Second Quarter 2016

Recent research on long-duration investing (time-horizon arbitrage - why dividend growth investors hold) is outlined on the front page of the Connolly Report's 35th year edition (June 2016). What I've learned and experienced about dividend growth investing over three and more decades…five points.

What we do is the opposite of what funds, including ETFs, do. We concentrate in the best dividend growers and, in aggregate, our income grows every year. The Connolly Report regularly produced tables showing year-over-year dividend growth for over two dozen common stocks (year-over-year, not just an average). And, having covered them for decades, we know which stocks are the best. $50 gets you that information. High yield is not the answer. Actually the highest dividend growth average is not the answer, either. In contrast to what we do as individual investors, the huge RBC monthly income fund holds 309 stocks (and over 1,000 bonds) Imaging!. In 2008, 2009, 2010 and 2011 the distribution from this fund was 57¢. Now it's 51¢. You have to learn how to do it yourself to win…to obtain a safe and growing retirement income. Connolly's May 2016 White Paper topic was “As the dividend grows, so does the price”. It's inside dividendgrowth.ca too. You'd be surprised who supports the thesis: none other than John Maynard Keynes, Ben Graham and Arnold Bernhard (the founder of Value Line). The research facilities at Queen's are terrific.

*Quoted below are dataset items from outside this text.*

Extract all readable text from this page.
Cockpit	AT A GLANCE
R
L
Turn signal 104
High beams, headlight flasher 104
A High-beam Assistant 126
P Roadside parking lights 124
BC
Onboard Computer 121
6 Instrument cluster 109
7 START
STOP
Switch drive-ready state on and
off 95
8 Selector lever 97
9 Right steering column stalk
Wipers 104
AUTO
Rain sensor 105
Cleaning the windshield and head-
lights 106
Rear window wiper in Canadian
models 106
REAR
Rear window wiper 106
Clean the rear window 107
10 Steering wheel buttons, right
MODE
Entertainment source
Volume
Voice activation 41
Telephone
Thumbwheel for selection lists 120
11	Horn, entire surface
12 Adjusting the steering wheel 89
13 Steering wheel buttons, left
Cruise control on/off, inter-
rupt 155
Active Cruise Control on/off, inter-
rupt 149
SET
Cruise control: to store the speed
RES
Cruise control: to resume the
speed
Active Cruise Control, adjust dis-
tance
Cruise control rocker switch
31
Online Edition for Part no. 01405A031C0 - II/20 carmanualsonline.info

Here's an example: In 1987 my wife purchased BMO at $6.90 (adjusted for three 2:1 splits). Her yield is now 50% on the 3.44% dividend. My wife's future expected cash flow is happening now: fully half of what was paid for the common stock is now returned each year as a dividend. This is what 'Yield on Cost' measures: the cash flow year after year. And next year, she'll get the other half of her purchase price back. And so on, and so on. And this will happen now even if the dividend does not rise. Her BMO is 'bondified'. So is her Canadian Utilities from 1992 bondified and TransCanada from 2000 and even BCE from 2012. Four safe sectors, four quality stocks, with about 15% in each. There rest is cash (the market is expensive just now) and two other common stocks. 'Bondified' is a word I coined to indicate a large margin of safety and great and growing yield…a finally same stock. We do not hold preferreds (they're not) nor bonds.